И, вынув из стола письмо Егора Сергеича, прочитал:
- "Приведу вас от севера из хладных мразных стран в место вечного покоя, всякой радости и всякой сладости. С плачем изыдите из мест ваших, с весельем приидите сюда, в места благодатные. Через многие воды проведу я вас прямым путем, и вы не заблудитесь. Приидите же ко мне, избранные ото всех племен человеческих, - здесь, на горе Арарате, на райской реке на Евфрате обращу ваши нужды и печали на покой и отраду. Удержите же рыдания, удержите источники слезные - напою души жаждущие, напитаю души алчущие, на сердцах ваших напишу закон правды".
- Вот, - продолжал Николай Александрыч, - я все вам сказал. А из тамошних мест едет племянник наш Егорушка, скоро увидим его. Привезет он вести обо всем, что творится у наших братьев на подножьях горы Араратской. Вот я поведал собору о "веденцах". Сами судите, идти ли нам из здешних северных мест на юг араратский.
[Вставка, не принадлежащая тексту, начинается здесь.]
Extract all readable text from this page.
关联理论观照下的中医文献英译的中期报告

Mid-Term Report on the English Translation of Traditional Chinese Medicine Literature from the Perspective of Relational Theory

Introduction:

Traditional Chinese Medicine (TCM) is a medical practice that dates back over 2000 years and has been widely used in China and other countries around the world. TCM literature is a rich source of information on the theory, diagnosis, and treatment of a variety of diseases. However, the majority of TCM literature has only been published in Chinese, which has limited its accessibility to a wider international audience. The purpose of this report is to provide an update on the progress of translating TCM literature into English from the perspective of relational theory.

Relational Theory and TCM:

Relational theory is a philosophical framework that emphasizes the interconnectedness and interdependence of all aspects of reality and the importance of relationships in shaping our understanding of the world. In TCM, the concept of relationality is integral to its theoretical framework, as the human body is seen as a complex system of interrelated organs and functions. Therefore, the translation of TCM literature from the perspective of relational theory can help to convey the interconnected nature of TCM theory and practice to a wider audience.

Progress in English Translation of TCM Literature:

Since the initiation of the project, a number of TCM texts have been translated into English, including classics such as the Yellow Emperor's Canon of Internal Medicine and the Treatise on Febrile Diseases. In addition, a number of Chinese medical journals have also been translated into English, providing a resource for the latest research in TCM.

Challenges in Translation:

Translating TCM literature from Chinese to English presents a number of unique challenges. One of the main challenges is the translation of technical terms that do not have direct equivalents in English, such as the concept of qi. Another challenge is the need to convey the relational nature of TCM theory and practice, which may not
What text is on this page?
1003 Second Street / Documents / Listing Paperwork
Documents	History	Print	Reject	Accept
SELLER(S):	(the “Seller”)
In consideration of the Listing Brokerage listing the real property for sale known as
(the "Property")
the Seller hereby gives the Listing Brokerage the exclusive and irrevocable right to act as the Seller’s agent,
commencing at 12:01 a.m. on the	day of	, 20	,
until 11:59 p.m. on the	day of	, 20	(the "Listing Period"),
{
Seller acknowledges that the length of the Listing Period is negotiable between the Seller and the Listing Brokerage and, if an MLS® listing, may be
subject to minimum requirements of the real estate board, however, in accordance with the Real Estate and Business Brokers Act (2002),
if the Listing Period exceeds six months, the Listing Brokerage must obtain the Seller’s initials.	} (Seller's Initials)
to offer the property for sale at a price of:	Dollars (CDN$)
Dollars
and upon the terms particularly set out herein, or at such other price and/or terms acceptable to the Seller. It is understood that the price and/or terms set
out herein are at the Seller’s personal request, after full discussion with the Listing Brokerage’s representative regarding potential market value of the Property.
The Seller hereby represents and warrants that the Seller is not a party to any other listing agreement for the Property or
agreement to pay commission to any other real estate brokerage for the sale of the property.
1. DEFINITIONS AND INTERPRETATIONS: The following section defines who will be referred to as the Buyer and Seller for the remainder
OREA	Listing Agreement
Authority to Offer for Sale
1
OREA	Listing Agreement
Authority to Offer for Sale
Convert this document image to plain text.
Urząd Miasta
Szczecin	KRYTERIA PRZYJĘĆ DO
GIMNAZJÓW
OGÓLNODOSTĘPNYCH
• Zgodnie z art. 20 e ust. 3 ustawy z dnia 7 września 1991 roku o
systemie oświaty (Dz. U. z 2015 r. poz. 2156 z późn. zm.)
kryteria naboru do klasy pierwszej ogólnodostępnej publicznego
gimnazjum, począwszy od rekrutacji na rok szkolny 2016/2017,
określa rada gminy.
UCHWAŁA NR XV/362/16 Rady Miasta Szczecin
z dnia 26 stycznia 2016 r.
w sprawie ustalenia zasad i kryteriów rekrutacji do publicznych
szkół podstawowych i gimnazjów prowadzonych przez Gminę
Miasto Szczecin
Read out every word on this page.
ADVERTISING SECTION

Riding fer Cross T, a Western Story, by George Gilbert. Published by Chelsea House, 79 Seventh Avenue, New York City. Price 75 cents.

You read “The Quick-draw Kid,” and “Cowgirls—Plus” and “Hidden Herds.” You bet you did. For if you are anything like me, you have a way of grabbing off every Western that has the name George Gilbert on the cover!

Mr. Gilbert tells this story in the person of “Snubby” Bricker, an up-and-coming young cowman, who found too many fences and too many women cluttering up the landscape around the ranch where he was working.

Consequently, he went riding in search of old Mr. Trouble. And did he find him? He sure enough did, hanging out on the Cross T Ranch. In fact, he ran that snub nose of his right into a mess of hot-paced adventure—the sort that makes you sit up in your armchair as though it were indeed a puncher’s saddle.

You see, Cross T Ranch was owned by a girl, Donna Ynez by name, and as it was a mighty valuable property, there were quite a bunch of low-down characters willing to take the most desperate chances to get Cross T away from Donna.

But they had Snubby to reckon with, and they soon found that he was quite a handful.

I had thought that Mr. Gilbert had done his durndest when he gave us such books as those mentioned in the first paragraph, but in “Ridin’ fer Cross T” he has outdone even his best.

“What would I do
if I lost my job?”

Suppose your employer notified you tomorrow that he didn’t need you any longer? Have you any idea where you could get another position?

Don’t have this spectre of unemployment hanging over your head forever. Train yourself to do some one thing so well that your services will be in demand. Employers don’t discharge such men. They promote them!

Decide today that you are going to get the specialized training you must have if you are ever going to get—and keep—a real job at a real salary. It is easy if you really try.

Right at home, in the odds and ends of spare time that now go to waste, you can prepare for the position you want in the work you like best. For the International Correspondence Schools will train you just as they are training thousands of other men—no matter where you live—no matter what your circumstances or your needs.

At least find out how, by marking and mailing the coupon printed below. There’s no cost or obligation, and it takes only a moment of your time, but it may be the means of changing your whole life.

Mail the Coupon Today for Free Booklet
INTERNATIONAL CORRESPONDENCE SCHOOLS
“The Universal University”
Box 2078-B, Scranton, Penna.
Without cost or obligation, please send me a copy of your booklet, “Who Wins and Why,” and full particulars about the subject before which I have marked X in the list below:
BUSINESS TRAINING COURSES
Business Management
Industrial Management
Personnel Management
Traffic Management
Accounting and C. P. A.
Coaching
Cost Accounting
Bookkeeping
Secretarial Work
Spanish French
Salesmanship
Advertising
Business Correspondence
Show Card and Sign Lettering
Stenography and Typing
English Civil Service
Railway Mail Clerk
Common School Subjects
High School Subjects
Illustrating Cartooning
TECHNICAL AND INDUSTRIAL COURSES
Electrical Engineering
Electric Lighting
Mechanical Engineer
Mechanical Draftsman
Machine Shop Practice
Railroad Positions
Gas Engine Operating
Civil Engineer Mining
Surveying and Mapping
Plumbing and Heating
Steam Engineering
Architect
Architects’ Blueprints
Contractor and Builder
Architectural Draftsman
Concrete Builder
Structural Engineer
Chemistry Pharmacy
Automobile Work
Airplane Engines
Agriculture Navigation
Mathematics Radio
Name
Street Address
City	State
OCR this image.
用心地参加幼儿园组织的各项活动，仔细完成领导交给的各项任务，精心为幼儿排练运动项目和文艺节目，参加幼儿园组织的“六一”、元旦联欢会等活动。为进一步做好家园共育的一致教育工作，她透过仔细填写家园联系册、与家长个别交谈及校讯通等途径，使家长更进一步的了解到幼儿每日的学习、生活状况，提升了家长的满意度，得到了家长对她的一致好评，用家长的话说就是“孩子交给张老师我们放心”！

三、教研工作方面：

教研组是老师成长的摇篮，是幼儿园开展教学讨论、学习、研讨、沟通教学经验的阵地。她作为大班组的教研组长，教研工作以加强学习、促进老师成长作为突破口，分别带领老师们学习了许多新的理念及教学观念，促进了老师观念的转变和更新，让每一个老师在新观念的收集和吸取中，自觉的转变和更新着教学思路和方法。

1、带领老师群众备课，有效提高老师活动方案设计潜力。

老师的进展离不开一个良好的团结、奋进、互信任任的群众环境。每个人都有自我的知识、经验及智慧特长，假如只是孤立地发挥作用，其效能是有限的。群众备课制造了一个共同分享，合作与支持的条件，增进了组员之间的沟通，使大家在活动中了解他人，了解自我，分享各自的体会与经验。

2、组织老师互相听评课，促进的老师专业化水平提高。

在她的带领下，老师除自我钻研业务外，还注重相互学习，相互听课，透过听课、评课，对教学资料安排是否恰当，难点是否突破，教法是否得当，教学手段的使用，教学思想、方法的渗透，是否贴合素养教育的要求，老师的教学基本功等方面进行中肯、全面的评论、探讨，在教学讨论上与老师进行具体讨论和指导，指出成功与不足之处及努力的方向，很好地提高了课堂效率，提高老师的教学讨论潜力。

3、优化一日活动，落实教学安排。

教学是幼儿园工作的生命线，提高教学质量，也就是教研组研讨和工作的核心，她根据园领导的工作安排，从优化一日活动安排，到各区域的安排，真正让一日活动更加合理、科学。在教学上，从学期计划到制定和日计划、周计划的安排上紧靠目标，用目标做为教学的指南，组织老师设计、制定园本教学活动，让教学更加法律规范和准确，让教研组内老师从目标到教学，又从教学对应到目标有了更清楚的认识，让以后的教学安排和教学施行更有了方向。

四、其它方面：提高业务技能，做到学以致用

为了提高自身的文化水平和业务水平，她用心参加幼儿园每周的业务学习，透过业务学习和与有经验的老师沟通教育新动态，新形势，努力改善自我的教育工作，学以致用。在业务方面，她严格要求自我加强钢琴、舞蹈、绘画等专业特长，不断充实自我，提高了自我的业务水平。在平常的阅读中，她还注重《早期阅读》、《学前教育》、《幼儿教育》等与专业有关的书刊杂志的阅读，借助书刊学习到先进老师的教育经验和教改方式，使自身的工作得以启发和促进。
Сильно поразили Дуню сказанья Устюгова про Саваофа богатого богатину и про Ивана Тимофеича. Хоть и много говаривала она про новую принятую ею веру и с Марьей Ивановной и с Луповицкими, но никто из них, даже ее подруги, Варенька с Катенькой, о том ни слова не говаривали. Много бывало у них бесед, но все говорилось об умерщвлении плоти, о радениях, о хождении в слове, о таинственной смерти и воскресении; сказаний о новых христах разговоры их не касались.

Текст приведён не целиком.